En effet, l’article 35 de la loi dite industrie verte , qui entrera en vigueur le 24 octobre, impose aux gérants d’allouer une part minimale de non coté (fonds de private equity, de dette privée…) dans les mandats de gestion standards des PER souscrits après cette date. S’agissant des PER collectifs, souscrits en entreprise, une dérogation de près de deux ans a été mise en place. Pour les versements sur ces PER d’entreprise, la part minimale de non coté obligatoire devra être atteinte au plus tard le 30 juin 2026.
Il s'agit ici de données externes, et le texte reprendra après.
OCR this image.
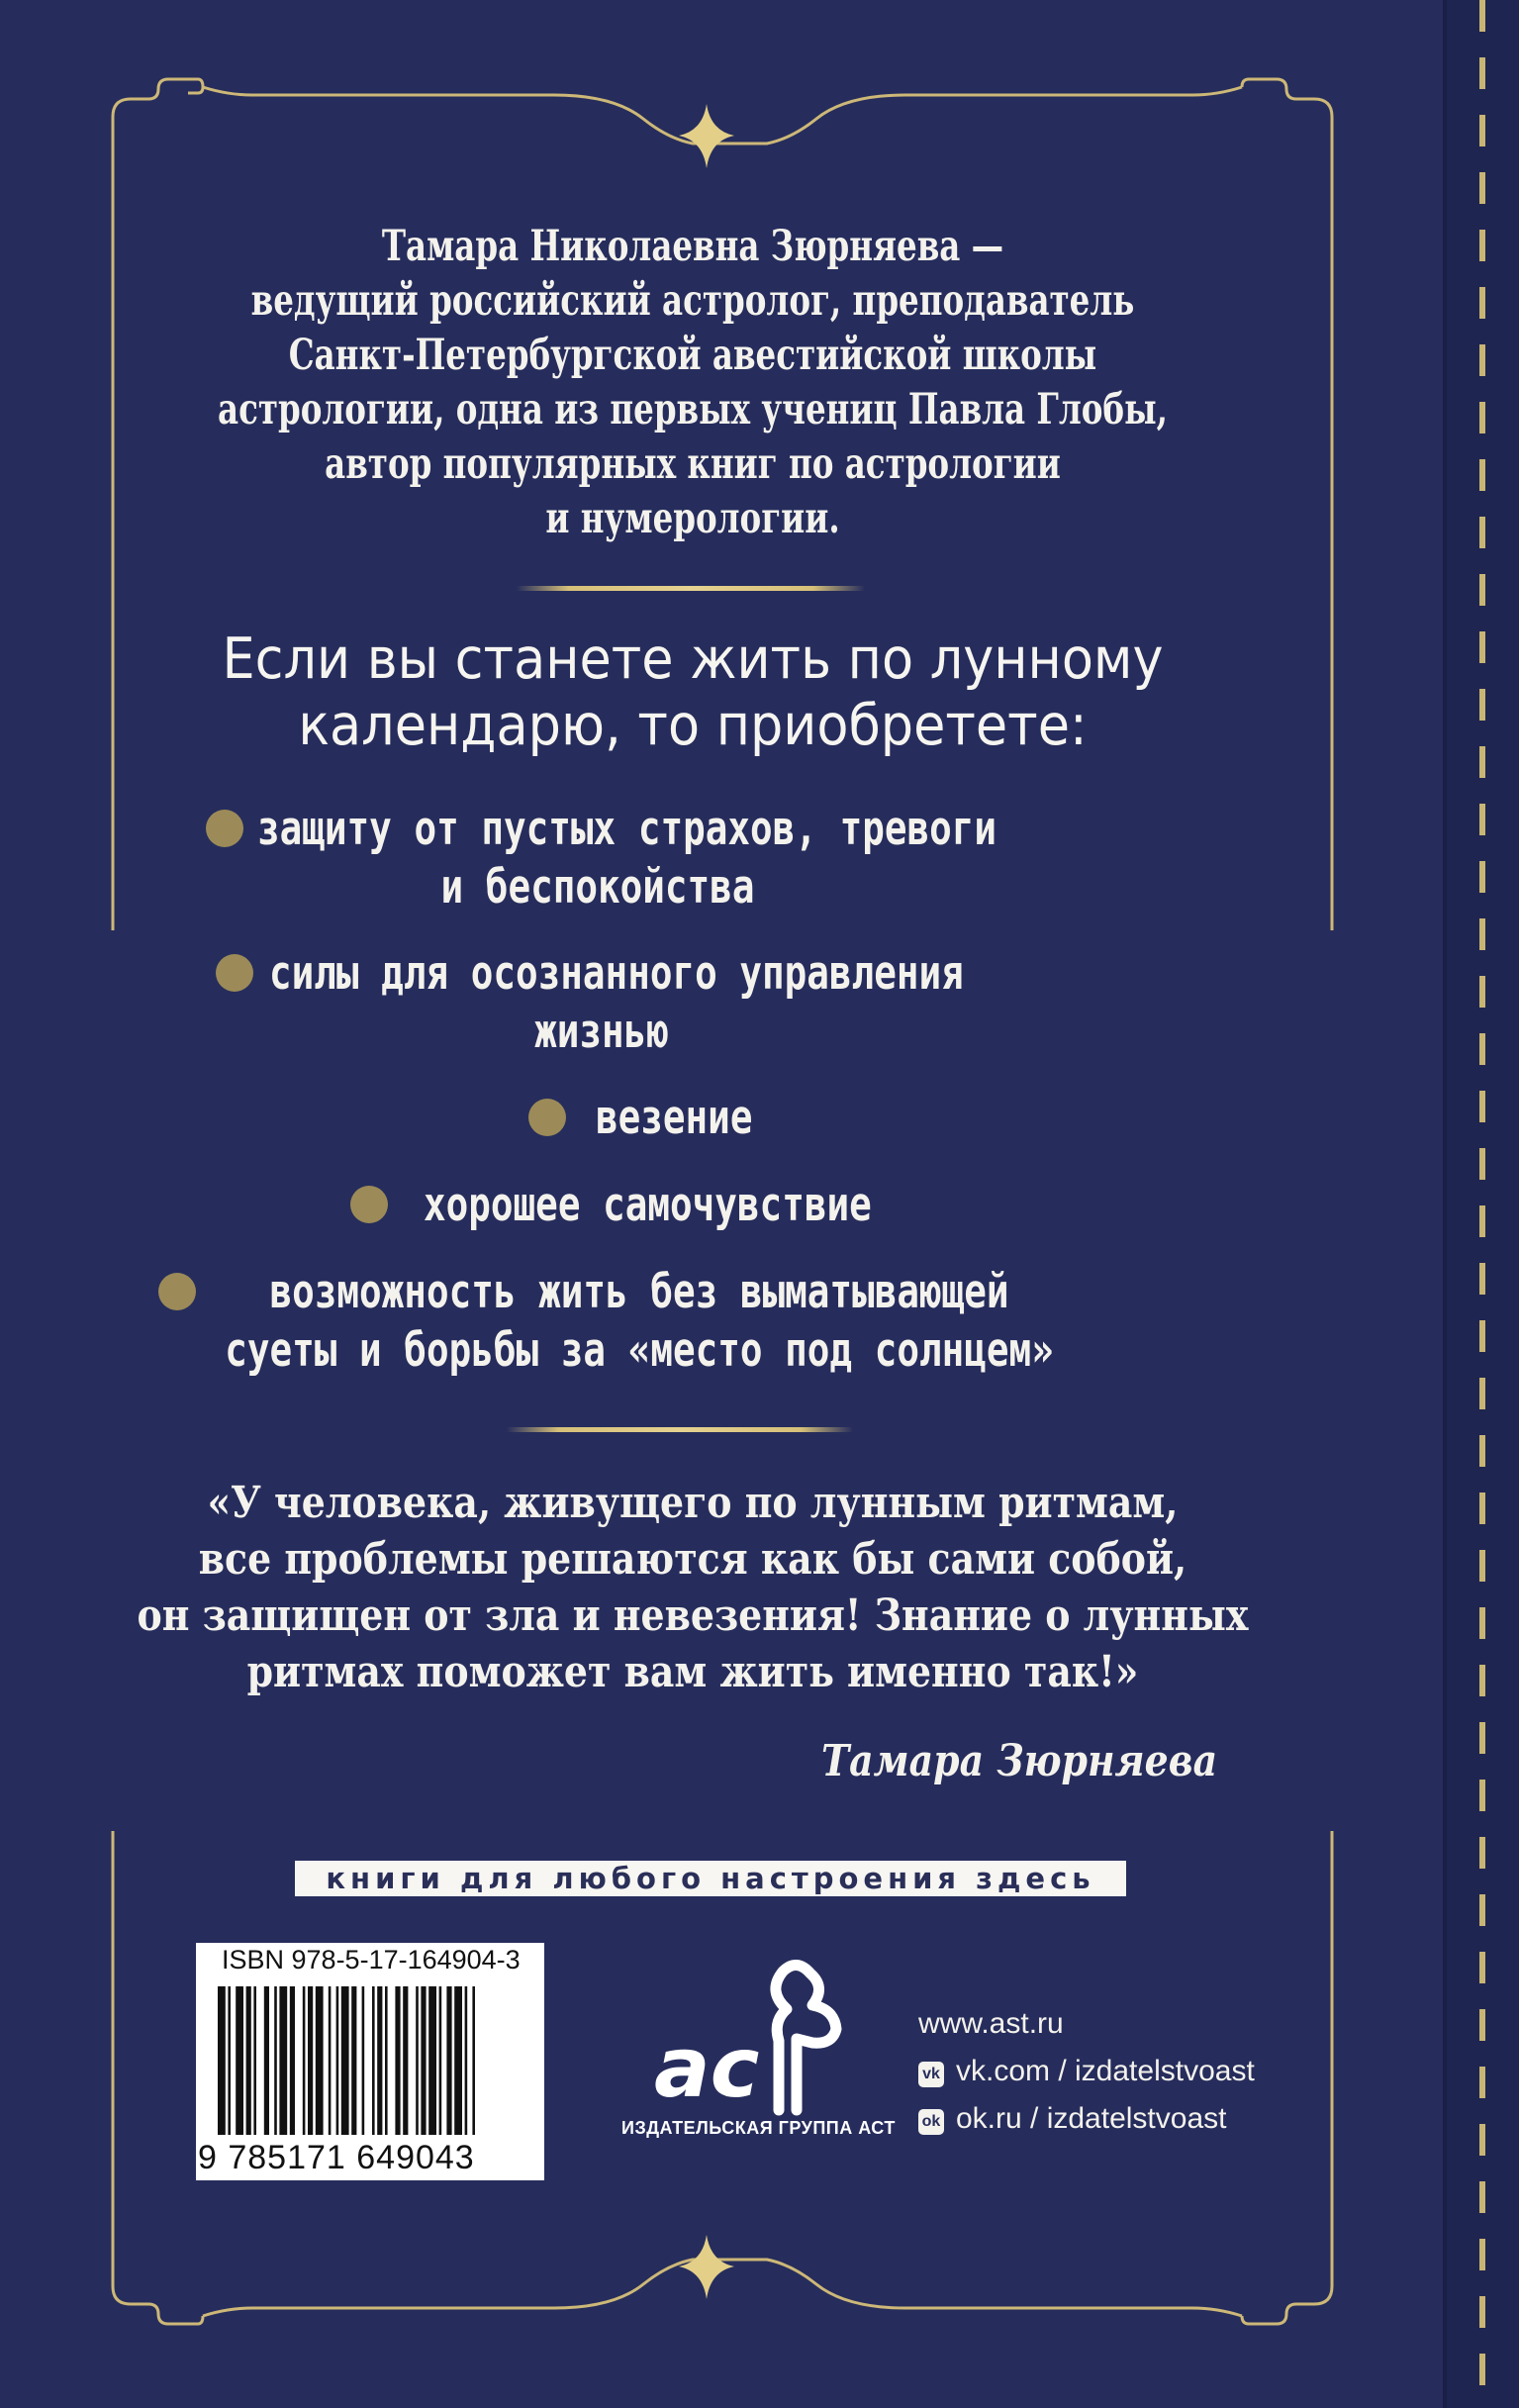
Тамара Николаевна Зюрняева —
ведущий российский астролог, преподаватель
Санкт-Петербургской авестийской школы
астрологии, одна из первых учениц Павла Глобы,
автор популярных книг по астрологии
и нумерологии.
Если вы станете жить по лунному
календарю, то приобретете:
защиту от пустых страхов, тревоги
и беспокойства
силы для осознанного управления
жизнью
везение
хорошее самочувствие
возможность жить без выматывающей
суеты и борьбы за «место под солнцем»
«У человека, живущего по лунным ритмам,
все проблемы решаются как бы сами собой,
он защищен от зла и невезения! Знание о лунных
ритмах поможет вам жить именно так!»
Тамара Зюрняева
книги для любого настроения здесь
ISBN 978-5-17-164904-3
9 785171 649043
ac
ИЗДАТЕЛЬСКАЯ ГРУППА АСТ
www.ast.ru
vk vk.com / izdatelstvoast
ok ok.ru / izdatelstvoast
Que les PER soient individuels ou collectifs, sont concernées par le non coté minimal les gestions pilotées dites à horizon. Ces dernières se caractérisent par une allocation devenant de moins en moins volatile et exposée à des actifs faisant courir un risque de perte en capital à mesure que la date du départ à la retraite de l’épargnant s’approche. Cela en fait le mode de gestion privilégié des détenteurs de PER.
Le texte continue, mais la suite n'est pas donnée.